Bisnis.com, JAKARTA — Sejumlah calon emiten dengan potensi nilai initial public offering (IPO) triliunan rupiah tertunda pada 2023. Bursa Efek Indonesia (BEI) menyatakan minat pencatatan saham oleh perusahaan dengan aset besar tetaplah tinggi terlepas dari fenomena tersebut.
Dalam catatan Bisnis, PT Bank BPD Sumatera Utara Tbk. (BSMT) atau Bank Sumut yang sempat mengumumkan rencana IPO pada awal 2023. Dalam prospektus yang disampaikan perusahaan, Bank Sumut berencana menawarkan 2,93 miliar saham baru dengan potensi dana IPO mencapai Rp1,49 triliun.
Namun, manajemen kala itu memutuskan untuk menunda pelaksanaan IPO dengan pertimbangan kondisi pasar saham yang berpengaruh pada potensi serapan pasar.
Menyusul Bank Sumut, Kementerian BUMN mengumumkan bahwa rencana IPO anak usaha PT Pertamina (Persero), PT Pertamina Hulu Energi (PHE), ditunda dari rencana awal untuk melantai tahun ini.
Wakil Menteri I BUMN Kartika Wirjoatmodjo mengemukakan penundaan IPO ini dilatarbelakangi oleh pertimbangan dinamika pasar dan harga minyak. Dia mengemukakan aksi korporasi PHE di BEI harus menunggu waktu yang tepat, terutama dalam rangka meningkatkan nilai jual PHE sebelum melakukan aksi go public.
Direktur Penilaian Perusahaan BEI I Gede Nyoman Yetna mengemukakan antrean IPO perusahaan dengan aset besar di atas Rp250 miliar tetap tinggi. Per 28 Juli 2023, terdapat 11 perusahaan skala besar yang masih mengantre untuk mencatatkan sahamnya di BEI.
Baca Juga
“Dari sisi aset besar masih ada. Saya sampaikan dari sisi aset karena ini adalah dasar dari sizing, sementara berdasarkan dana yang digalang akan saya sampaikan,” kata Nyoman, Rabu (2/8/2023).

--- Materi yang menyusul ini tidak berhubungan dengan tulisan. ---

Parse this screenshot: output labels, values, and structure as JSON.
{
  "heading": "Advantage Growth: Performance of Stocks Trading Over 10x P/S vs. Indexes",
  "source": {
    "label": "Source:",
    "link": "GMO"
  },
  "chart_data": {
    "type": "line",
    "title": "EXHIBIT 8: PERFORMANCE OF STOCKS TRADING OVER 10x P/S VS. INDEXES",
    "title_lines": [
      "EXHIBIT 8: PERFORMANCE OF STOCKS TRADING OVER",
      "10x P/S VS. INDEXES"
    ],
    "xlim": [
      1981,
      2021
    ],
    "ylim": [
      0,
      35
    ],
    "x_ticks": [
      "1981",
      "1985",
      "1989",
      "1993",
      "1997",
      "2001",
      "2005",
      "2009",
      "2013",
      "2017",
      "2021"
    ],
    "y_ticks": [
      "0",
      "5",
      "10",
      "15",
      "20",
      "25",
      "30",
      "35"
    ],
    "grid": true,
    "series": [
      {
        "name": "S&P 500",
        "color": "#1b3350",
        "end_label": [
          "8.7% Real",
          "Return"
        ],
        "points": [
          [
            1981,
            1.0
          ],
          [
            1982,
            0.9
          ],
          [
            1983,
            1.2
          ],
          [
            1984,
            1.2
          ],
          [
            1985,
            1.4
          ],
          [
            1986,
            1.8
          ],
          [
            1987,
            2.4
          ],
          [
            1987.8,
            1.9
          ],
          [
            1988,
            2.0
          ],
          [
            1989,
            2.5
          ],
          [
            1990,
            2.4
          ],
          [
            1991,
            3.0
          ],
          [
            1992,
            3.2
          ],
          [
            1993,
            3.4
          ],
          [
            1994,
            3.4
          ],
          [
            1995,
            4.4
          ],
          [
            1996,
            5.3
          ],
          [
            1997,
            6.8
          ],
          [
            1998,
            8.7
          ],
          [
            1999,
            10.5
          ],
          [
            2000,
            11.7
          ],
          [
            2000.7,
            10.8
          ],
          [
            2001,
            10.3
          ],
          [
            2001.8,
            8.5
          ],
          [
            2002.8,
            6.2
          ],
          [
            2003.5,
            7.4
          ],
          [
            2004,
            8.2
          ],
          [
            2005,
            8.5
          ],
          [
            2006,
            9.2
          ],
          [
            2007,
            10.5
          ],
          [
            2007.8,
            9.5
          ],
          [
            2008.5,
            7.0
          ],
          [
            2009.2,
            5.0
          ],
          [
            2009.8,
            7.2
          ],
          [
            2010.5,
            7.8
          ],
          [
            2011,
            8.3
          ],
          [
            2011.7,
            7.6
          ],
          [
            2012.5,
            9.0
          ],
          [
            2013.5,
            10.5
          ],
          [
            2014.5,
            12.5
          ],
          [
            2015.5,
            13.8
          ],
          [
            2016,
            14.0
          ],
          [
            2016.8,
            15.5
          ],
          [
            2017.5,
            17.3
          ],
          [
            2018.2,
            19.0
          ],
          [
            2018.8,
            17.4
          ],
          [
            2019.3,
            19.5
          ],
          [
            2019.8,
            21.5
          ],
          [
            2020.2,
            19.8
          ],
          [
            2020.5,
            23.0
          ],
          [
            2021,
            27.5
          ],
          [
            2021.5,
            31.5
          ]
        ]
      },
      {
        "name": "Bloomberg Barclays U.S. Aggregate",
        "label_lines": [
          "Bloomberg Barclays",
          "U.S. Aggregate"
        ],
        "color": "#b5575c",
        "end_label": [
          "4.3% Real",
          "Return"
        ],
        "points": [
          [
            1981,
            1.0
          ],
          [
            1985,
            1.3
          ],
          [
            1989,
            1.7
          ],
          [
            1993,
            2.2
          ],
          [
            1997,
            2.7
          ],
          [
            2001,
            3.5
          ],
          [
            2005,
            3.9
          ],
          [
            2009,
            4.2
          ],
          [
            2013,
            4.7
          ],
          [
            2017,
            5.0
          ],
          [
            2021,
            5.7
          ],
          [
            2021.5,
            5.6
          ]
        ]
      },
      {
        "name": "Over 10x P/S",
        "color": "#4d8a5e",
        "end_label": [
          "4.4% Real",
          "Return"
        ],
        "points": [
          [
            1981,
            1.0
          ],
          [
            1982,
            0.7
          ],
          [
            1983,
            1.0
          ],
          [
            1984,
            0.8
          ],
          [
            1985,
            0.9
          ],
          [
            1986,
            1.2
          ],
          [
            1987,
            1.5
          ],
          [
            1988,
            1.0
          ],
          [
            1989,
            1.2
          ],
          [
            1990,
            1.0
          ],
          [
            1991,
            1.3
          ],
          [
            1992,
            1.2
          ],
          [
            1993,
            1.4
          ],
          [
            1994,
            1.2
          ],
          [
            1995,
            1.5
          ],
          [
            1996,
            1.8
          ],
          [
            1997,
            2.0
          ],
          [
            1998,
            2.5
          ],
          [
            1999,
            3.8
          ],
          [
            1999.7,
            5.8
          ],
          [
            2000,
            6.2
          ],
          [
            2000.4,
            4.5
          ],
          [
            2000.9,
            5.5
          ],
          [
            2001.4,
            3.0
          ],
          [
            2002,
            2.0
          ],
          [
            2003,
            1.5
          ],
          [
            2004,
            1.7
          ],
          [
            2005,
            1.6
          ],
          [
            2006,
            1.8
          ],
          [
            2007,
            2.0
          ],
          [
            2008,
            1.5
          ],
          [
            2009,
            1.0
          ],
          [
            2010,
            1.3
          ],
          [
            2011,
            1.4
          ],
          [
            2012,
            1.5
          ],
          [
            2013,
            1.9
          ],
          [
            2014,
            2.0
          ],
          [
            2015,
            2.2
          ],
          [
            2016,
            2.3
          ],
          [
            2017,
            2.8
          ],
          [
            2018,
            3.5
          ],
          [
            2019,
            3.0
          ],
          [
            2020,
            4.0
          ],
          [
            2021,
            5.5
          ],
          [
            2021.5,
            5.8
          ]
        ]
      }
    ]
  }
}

Nyoman tidak menjawab secara langsung ketika ditanya lebih lanjut soal antrean BUMN untuk IPO. Sejauh ini, beberapa anak usaha BUMN yang telah mengemukakan rencana untuk IPO adalah PT Pupuk Kalimantan Timur dan Palm Co yang merupakan subholding perkebunan sawit Holding PTPN III (Persero).
Terpisah, Corporate Communication Holding PTPN III (Persero) Dahlia Mutiara Chairuman menyatakan bahwa PTPN tengah fokus pada program strategis integrasi PTPN melalui pembentukan subholding Palm Co dan Supporting Co. Dia mengindikasikan bahwa aksi penggalangan dana akan menyesuaikan jadwal pembentukan subholding tersebut.
“Sehingga rencana corporate action berikutnya menunggu pembentukan subholding tersebut,” kata Dahlia.
Dia melanjutkan bahwa prospek harga sawit sampai akhir tahun cukup baik. Hal ini didasarkan pada kondisi permintaan yang cukup positif dari segmen pangan dan energi. Namun dia tidak memungkiri bahwa sektor industri sawit masih menghadapi sejumlah tantangan dan risiko di pasar.
“Tantangan ketidakpastian situasi akibat ancaman perang Rusia dan Ukraina masih membayangi dan juga pengaruh iklim yang bisa mempengaruhi produksi minyak nabati pada negara-negara produsen. Melihat kondisi tersebut diperkirakan harga minyak sawit mentah di kisaran US$830 sampai dengan US$930 per ton,” paparnya.